Cass. Civ. 1 31 mars 2016 pourvoi 15-12379

Deux ressortissants marocains se sont mariés au Maroc en 1993. Ils se sont ensuite installés en France. En 2007, l’épouse a fait une requête en divorce mais en 2010 son mari a fait la même démarche devant les juridictions marocaines.

La demande en divorce de l’épouse a été jugée irrecevable en France, en raison du prononcé du divorce pour discorde au Maroc. Mais la femme conteste cette décision d’irrecevabilité ce qui donne lieu à un pourvoi devant la Cour de cassation.

Elle estime que le juge aux affaires familiales (JAF) ne peut pas lui opposer la décision d’une juridiction étrangère sans en avoir vérifié la régularité internationale. Elle soutient également que le juge marocain n’était pas compétent puisqu’il n’y a aucun rattachement entre le Maroc et le litige et son mari a fait un usage frauduleux de certains documents pour saisir les juridictions marocaines.

Face à ces arguments, la Cour de cassation rend un arrêt de rejet dans lequel elle considère que la décision marocaine a acquis l’autorité de chose jugée puisque la requérant a comparu avec un avocat devant les juridictions marocaines. De plus, il n’a pas été fait état de la fraude dans le jugement marocain.

Cette décision confirme que les décisions étrangères de divorce sont reconnus de plein droit en France. Cela permet aux parties de bénéficier de la qualité de divorcé.
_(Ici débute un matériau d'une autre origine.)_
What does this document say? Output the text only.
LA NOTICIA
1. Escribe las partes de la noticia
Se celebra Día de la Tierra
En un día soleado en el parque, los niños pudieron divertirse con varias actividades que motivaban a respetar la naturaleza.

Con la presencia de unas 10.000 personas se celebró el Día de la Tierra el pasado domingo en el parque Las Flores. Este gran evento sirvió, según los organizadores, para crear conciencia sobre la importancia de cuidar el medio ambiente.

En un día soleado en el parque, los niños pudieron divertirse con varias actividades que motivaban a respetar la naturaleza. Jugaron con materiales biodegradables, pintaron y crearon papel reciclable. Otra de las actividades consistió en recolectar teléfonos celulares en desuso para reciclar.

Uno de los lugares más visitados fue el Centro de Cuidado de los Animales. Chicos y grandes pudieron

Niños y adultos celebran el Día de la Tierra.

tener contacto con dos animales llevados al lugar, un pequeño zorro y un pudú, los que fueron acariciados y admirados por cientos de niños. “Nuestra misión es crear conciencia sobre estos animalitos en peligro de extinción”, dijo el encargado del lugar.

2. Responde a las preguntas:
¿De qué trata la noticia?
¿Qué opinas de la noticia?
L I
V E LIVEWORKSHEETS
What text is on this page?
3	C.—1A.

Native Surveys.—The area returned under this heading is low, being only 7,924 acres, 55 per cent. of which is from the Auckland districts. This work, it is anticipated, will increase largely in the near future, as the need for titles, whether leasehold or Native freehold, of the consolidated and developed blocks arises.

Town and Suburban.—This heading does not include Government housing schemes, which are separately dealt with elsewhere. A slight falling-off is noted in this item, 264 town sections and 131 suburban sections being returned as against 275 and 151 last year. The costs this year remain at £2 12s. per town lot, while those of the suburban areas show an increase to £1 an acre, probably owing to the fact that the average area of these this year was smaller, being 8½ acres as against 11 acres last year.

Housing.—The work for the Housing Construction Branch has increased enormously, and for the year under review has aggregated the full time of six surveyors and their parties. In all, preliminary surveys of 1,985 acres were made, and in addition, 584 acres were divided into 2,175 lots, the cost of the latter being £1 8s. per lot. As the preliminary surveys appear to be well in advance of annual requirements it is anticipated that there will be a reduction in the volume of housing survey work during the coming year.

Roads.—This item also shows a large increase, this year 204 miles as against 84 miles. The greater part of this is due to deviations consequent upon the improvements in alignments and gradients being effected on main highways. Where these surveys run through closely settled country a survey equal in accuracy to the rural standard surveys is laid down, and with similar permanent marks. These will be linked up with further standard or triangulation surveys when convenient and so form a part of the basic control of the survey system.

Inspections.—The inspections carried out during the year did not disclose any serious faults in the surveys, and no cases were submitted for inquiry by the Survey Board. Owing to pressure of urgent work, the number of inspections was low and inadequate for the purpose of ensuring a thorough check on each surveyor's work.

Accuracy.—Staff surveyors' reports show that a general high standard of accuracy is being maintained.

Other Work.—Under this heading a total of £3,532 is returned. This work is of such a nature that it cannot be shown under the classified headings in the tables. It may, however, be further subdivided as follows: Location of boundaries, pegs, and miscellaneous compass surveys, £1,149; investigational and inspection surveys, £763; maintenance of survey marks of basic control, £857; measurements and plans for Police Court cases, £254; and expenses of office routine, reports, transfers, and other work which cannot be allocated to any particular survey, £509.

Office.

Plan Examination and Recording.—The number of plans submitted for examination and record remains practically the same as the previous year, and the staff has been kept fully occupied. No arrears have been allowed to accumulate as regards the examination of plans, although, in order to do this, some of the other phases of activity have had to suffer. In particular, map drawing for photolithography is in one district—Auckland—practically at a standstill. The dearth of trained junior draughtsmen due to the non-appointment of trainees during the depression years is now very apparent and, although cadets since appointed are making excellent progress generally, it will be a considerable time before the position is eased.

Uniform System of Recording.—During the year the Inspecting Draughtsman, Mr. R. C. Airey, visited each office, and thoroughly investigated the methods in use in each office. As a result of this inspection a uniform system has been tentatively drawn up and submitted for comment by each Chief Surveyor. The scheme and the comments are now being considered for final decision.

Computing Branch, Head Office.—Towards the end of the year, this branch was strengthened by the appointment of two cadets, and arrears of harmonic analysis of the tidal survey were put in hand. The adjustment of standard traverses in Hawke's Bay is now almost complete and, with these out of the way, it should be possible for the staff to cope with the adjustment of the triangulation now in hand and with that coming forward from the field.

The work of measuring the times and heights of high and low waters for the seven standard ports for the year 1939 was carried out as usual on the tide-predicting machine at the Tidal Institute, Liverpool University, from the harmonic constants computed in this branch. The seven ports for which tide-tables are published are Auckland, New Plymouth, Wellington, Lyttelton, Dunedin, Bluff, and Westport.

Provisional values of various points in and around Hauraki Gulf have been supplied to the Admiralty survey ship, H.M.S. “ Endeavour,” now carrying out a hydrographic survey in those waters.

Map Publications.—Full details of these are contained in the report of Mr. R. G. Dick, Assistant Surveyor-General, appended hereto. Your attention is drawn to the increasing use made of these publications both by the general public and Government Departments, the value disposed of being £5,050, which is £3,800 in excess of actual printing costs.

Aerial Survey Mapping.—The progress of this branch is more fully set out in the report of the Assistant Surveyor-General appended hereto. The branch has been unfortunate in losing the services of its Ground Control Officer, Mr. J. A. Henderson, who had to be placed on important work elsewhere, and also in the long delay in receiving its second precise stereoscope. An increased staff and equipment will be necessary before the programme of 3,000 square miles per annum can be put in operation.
Trois conditions sont nécessaires pour qu’une décision étrangère soit revêtue de l’autorité de la chose jugée: le juge étranger doit être compétent, la décision ne doit pas être contraire à l’ordre public international et l’absence de fraude doit être constatée.

“LA COUR DE CASSATION, PREMIÈRE CHAMBRE CIVILE, a rendu l’arrêt suivant :

Sur le moyen unique :

Attendu, selon l’arrêt attaqué (Aix-en-Provence, 10 décembre 2013), que Mme X… et M. Y…, après avoir contracté mariage au Maroc en 1993, ont établi leur domicile en France ; que Mme X… a présenté une requête en divorce devant un juge aux affaires familiales en janvier 2007 et que M. Y… a présenté une requête analogue à un juge marocain en décembre 2010 ; que la demande en divorce de Mme X… a été déclarée irrecevable en raison du jugement de divorce prononcé pour discorde au Maroc ;

Attendu que Mme X… fait grief à l’arrêt de confirmer cette décision, alors, selon le moyen, que le juge ne peut opposer aux parties la décision d’une juridiction étrangère, sans vérifier la régularité internationale de cette décision et donc, notamment, la compétence de la juridiction qui l’a rendue ; que le tribunal étranger n’est compétent que si le litige se rattache de manière caractérisée au pays dont le juge a été saisi et si le choix de cette juridiction n’a pas été frauduleux ; que Mme X… faisait valoir que les décisions marocaines invoquées contre elle avaient été rendues par des juridictions incompétentes ; qu’en effet, au moment de la saisine par son époux de la juridiction marocaine, soit le 12 novembre 2010, leur domicile commun était en France ; que M. Y… avait saisi le juge marocain « en usant de fausses déclarations et en domiciliant son épouse au Maroc, alors qu’elle n’a jamais été domiciliée au Maroc » ; qu’en opposant néanmoins à Mme X… la décision du juge marocain, sans se prononcer sur ce qui précède, qui démontrait que le choix par M. Y… de cette juridiction avait été purement frauduleux, la cour d’appel a privé sa décision de base légale au regard des articles 16 et 17 de la Convention franco-marocaine du 5 octobre 1957, 11, 14 et 16 de la Convention franco-marocaine du 10 août 1981 ;

Mais attendu qu’après avoir relevé que Mme X… avait comparu, assistée d’un conseil, devant les juridictions marocaines où elle avait conclu au fond, et souverainement estimé que les pièces pertinentes permettaient de retenir que les décisions rendues par les juridictions marocaines ne l’avaient pas été en fraude des droits de l’épouse, la cour d’appel en a exactement déduit que la décision marocaine de divorce avait autorité de chose jugée ; que le moyen n’est pas fondé ;

PAR CES MOTIFS :

REJETTE le pourvoi.”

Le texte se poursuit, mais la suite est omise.